When Unwanted Thoughts Take Over: Recognizing Obsessive-Compulsive Disorder

Do you feel the need to check and re-check things over and over? Do you have the same thoughts constantly? Do you feel a very strong need to perform certain rituals repeatedly and feel like you have no control over what you are doing? If so, you may have a type of anxiety disorder called obsessive-compulsive disorder (OCD). Here, from the experts at the National Institute of Mental Health, is what you should know about OCD:

What is OCD?

Everyone double checks things sometimes. For example, you might double check to make sure the stove or iron is turned off before leaving the house. But people with OCD feel the need to check things repeatedly, or have certain thoughts or perform routines and rituals over and over. The thoughts and rituals associated with OCD cause distress and get in the way of daily life.
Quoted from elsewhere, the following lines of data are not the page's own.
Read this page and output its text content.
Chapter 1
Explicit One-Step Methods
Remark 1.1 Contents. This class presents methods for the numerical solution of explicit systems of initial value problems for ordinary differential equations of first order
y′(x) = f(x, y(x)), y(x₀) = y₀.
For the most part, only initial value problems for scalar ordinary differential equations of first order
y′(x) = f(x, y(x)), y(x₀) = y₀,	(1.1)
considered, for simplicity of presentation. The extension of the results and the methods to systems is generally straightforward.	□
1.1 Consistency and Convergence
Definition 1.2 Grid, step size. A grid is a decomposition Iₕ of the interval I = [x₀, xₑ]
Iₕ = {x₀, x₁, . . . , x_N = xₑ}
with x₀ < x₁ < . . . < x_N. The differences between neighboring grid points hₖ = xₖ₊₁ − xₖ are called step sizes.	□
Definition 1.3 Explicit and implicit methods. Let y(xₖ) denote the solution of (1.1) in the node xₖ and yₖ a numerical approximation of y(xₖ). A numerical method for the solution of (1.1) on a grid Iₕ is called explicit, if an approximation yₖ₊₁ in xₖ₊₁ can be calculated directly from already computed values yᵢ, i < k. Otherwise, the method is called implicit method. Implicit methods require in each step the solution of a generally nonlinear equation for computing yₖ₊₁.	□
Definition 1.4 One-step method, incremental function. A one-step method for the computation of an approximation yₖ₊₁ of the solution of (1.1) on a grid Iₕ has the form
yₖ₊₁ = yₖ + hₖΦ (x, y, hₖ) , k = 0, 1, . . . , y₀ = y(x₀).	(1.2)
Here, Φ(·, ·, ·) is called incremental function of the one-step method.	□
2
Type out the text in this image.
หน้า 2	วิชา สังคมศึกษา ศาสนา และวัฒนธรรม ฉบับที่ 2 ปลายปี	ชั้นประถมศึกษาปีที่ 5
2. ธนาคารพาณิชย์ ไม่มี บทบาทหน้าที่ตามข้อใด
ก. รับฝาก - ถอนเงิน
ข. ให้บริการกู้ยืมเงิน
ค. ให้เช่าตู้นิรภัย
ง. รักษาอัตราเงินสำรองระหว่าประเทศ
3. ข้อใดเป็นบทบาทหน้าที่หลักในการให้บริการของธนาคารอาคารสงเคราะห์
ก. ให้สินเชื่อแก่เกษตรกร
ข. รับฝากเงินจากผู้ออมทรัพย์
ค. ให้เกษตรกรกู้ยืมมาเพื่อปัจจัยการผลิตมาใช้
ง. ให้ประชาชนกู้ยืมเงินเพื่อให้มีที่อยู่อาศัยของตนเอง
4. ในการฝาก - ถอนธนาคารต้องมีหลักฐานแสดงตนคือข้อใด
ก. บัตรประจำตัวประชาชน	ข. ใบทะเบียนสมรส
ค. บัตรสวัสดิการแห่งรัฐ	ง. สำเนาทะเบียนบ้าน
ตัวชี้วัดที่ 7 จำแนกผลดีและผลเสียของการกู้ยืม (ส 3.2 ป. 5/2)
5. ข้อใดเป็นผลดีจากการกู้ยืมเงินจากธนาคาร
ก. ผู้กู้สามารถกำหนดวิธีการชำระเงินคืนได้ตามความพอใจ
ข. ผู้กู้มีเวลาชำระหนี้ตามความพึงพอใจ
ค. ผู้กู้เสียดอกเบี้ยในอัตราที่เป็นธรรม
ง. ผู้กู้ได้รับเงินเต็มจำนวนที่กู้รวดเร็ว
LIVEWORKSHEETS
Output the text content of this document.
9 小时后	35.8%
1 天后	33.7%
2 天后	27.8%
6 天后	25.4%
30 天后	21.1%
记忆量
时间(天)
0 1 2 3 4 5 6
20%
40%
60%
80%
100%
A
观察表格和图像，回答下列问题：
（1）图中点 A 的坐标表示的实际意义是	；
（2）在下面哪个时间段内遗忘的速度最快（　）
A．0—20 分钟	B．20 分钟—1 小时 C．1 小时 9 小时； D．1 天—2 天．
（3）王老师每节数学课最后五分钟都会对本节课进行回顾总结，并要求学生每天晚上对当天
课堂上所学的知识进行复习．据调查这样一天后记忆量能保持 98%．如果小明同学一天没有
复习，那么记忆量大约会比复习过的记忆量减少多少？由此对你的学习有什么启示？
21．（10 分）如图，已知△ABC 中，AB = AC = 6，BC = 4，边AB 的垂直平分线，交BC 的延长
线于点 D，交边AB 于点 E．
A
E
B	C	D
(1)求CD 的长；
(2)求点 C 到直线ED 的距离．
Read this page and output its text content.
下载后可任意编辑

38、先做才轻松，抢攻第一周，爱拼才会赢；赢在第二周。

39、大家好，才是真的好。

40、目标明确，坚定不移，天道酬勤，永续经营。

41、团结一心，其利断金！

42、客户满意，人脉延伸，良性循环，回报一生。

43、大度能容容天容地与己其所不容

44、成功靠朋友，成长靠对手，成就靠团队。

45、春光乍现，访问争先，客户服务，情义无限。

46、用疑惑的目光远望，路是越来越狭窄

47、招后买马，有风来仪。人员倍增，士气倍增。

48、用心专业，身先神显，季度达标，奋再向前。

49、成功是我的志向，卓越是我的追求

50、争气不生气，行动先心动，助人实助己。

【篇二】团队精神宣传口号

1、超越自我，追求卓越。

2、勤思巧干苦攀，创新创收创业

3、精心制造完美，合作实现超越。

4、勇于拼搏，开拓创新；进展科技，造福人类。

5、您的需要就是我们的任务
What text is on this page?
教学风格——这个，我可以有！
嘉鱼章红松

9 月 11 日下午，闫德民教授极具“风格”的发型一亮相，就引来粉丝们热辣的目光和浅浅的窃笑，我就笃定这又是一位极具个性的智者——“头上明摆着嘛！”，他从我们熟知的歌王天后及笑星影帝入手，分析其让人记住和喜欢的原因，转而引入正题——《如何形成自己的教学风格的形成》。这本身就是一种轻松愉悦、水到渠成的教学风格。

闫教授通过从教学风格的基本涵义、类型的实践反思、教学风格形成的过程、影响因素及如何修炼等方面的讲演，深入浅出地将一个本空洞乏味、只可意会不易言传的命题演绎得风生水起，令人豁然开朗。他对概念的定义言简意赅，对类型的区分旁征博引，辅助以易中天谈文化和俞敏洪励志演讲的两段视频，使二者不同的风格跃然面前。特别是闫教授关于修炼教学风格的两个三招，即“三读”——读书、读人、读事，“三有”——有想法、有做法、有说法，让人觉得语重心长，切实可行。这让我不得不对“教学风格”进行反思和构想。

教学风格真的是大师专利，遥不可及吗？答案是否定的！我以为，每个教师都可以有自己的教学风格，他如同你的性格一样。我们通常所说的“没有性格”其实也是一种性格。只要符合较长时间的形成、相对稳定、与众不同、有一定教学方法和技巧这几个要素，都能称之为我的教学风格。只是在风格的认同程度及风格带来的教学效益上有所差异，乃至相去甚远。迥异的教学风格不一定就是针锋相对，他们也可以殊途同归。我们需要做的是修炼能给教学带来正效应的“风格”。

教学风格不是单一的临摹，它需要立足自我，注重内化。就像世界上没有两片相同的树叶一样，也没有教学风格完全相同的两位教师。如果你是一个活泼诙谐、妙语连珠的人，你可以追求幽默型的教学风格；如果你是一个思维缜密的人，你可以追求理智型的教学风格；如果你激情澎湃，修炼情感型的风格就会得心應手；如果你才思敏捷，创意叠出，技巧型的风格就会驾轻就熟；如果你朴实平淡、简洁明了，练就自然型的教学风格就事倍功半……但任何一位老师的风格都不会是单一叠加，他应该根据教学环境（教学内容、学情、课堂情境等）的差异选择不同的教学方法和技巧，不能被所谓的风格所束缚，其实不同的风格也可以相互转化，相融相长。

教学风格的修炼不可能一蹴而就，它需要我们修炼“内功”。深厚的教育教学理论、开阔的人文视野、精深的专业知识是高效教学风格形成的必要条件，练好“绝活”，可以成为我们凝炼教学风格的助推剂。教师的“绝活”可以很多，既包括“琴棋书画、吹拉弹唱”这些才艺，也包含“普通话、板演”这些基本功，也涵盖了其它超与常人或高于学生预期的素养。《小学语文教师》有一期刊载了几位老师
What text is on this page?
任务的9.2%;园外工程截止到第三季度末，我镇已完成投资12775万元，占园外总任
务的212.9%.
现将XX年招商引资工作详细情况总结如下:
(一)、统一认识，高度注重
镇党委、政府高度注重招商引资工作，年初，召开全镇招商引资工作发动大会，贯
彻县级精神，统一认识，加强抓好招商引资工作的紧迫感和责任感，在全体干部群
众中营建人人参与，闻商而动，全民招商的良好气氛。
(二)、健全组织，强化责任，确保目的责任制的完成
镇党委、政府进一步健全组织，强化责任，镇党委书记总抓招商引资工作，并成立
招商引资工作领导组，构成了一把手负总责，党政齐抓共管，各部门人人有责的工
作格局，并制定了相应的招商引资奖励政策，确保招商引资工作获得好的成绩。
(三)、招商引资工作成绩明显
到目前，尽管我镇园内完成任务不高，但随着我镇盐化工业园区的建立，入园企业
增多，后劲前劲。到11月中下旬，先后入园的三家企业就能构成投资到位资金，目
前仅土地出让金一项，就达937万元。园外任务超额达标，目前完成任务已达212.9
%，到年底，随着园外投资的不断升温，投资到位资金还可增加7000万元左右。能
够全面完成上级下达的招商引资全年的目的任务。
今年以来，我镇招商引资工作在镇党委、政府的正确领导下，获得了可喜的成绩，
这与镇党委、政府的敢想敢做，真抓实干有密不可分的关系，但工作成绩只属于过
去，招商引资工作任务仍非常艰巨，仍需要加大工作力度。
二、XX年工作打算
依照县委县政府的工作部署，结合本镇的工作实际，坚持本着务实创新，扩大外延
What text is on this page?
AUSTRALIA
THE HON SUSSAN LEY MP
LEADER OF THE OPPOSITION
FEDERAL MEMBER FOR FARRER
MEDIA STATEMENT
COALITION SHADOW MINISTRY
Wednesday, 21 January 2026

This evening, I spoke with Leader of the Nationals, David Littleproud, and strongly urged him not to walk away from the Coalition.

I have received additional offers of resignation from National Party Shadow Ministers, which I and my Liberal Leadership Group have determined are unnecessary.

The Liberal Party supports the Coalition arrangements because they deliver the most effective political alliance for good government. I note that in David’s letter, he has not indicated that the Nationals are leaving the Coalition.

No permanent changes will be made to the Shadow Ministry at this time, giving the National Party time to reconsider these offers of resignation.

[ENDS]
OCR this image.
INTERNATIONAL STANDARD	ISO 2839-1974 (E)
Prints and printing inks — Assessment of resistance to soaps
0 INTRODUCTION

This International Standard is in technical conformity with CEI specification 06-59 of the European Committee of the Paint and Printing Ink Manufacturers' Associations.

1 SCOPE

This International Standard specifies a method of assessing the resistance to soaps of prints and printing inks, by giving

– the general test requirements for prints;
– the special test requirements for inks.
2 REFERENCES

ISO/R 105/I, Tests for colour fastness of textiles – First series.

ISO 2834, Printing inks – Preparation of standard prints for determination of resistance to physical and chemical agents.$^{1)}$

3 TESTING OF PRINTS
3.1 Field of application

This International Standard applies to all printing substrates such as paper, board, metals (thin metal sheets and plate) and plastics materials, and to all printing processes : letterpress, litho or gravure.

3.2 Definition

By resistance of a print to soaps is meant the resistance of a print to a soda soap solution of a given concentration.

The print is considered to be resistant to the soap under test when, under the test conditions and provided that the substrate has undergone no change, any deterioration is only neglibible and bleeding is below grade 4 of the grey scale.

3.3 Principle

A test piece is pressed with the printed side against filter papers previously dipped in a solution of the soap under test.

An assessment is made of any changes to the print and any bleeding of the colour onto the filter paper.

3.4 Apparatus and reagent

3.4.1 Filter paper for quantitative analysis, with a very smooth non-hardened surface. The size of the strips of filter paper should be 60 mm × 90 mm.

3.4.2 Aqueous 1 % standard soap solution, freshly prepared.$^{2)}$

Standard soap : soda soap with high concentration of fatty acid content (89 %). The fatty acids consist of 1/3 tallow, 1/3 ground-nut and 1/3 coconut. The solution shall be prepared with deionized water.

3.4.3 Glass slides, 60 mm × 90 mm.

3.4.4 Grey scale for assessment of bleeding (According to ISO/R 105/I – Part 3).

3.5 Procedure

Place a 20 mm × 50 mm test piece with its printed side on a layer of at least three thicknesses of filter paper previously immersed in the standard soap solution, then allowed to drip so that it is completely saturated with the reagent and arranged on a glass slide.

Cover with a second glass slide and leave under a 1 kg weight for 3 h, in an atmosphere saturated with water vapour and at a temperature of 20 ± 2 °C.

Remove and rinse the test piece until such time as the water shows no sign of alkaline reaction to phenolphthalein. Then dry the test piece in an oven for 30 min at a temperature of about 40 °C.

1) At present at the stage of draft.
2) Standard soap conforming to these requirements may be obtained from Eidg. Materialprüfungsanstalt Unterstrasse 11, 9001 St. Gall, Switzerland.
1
The frequent upsetting thoughts are called obsessions. To try to control them, a person will feel an overwhelming urge to repeat certain rituals or behaviors called compulsions. People with OCD can’t control these obsessions and compulsions.

For many people, OCD starts during childhood or the teen years. Most people are diagnosed by about age 19. Symptoms of OCD may come and go and be better or worse at different times.

What causes OCD?

OCD sometimes runs in families, but no one knows for sure why some people have it, while others don’t. Researchers have found that several parts of the brain are involved in obsessive thoughts and compulsive behavior, as well as fears and anxiety associated with them. By learning more about fear and anxiety in the brain, scientists may be able to create better treatments. Researchers are also looking for ways in which stress and environmental factors may play a role.

What are the signs and symptoms of OCD?

People with OCD generally:

Have repeated thoughts or images about many different things, such as fear of germs, dirt, or intruders; acts of violence; hurting loved ones; sexual acts; conflicts with religious beliefs; or being overly tidy

Do the same rituals over and over such as washing hands, locking and unlocking doors, counting, keeping unneeded items, or repeating the same steps again and again

Can’t control the unwanted thoughts and behaviors

Don’t get pleasure when performing the behaviors or rituals, but get brief relief from the anxiety the thoughts cause

Spend at least 1 hour a day on the thoughts and rituals, which cause distress and get in the way of daily life.

How is OCD treated?

First, talk to your doctor about your symptoms. Your doctor should do an exam to make sure that another physical problem isn’t causing the symptoms. The doctor may refer you to a mental health specialist.

OCD is generally treated with psychotherapy, medication, or both.